In what I distributed you also have a letter from the Nebraska Conference of the United Church of Christ stating our religious opposition to this bill and all the clergy, congregations, and lay people who have also added their names to the letter.

This bill violates our Christian faith.  It violates the sacredness of God’s creation.  It is antithetical to the Gospel of Jesus Christ.  This bill discriminates against my denomination and my congregation, threatening our religious liberty and freedoms of conscience. 

Please oppose LB574.


Testimony Opposing LB277

The first hearing I testified at yesterday was LB277.  Half of this bill is great--it protects indigenous folks in wearing their regalia.  The other half is a RFRA that we know now from thirty years experience with such bills will be used by the Religious Right to seek exemptions from anti-discrimination laws.

Testimony Opposing LB277

Rev. Dr. E. Scott Jones

Senior Minister, First Central Congregational United Church of Christ of Omaha

On October 31, 1948, my predecessor as Senior Minister at the First Central Congregational Church of Omaha, the Rev. Dr.
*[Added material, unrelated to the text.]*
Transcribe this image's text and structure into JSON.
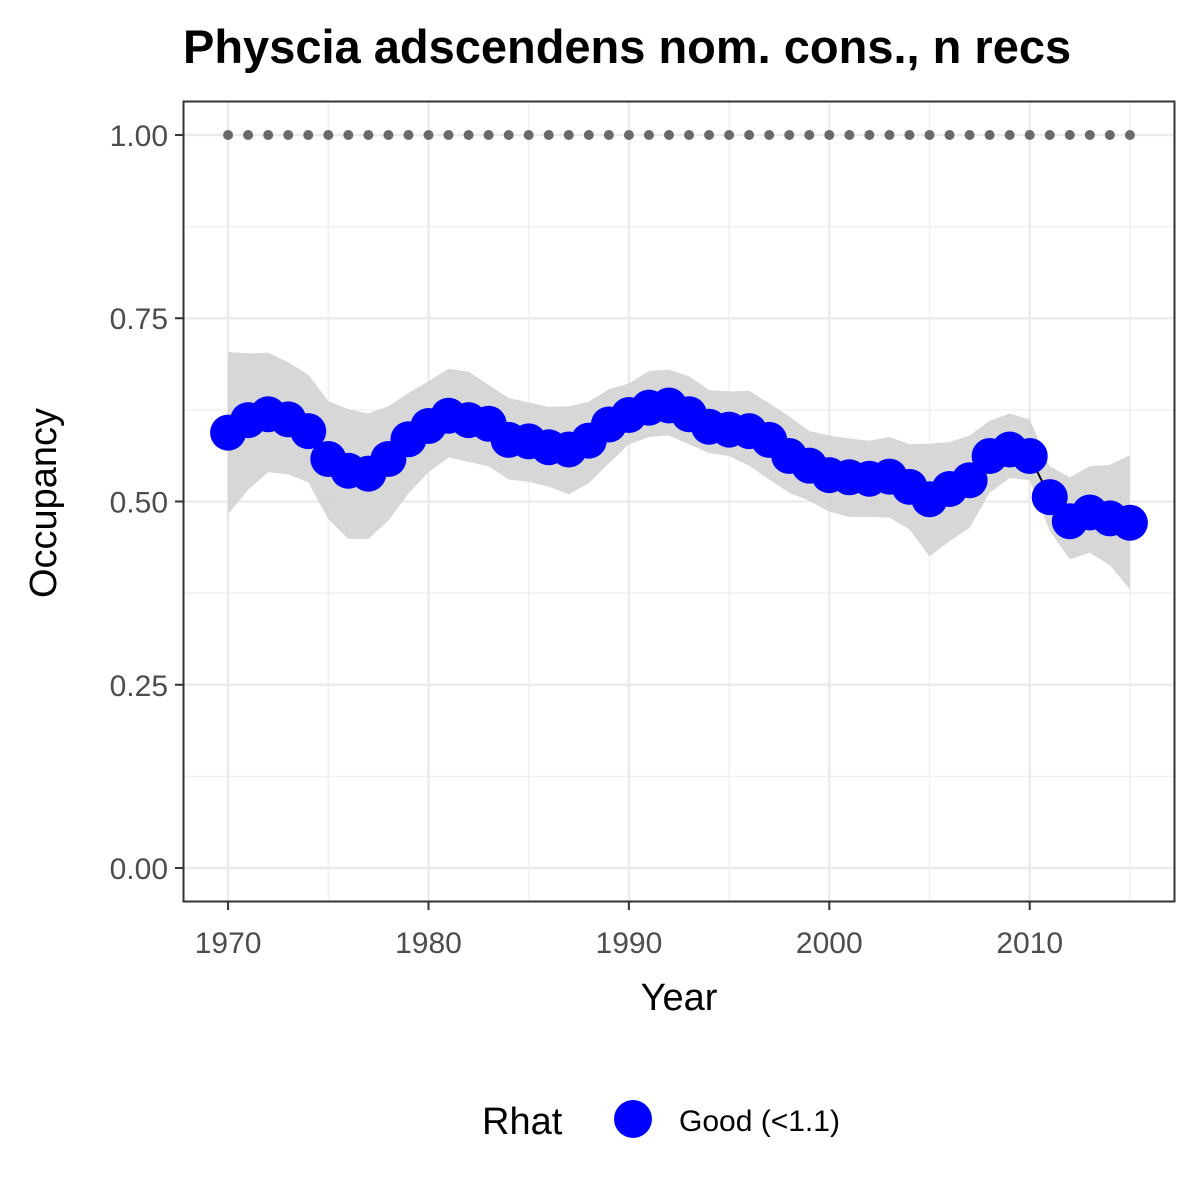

Harold Jaynes, preached about the core principles of Protestantism and that sermon included this statement, which stands as a warning to us in 2023:

"We [should not] be deceived by those who claim they are interested in religious liberty when they are only interested in liberty to impose their interpretations of religion upon others."

Essential to the American tradition is the idea of a public space in which everyone's views are allowed to interact. For this public space to exist, everyone must be granted equality and mutual respect. It does not mean that you have to agree with everyone else, quite the contrary. It means that in the public sphere you cannot try to impose your views on someone else. Instead, you must grant them the respect and the equality that is their fundamental human right. You must acknowledge their dignity, their conscience. Religious liberty rests on the ancient principle: "You shall love your neighbor as yourself."

 And this, my friends, is why I'm so deeply troubled by the recent misuse of the concept "religious freedom." Let me state emphatically, and so that I am not misunderstood—in the public sphere no one has a religious right to discriminate against another human being.

Discrimination, not treating another person with the respect that they are entitled to, refusing equal treatment—these things are direct contradictions of religious liberty. They are hostile to it.

It is brazen dishonesty to wrap your biases in the language of religious freedom. It risks substantial harm to the Republic. To the entire American democratic experiment. And even to the Christian gospel.

It is Orwellian to use a term to describe its exact opposite. This dishonesty must be resisted.

Religious liberty, as historically understood, as rooted in the biblical tradition, as enshrined in our Constitution, demands equality of all persons, demands mutual respect of all persons, demands that in the public sphere everyone be treated the same.

I urge you, therefore, to oppose LB277.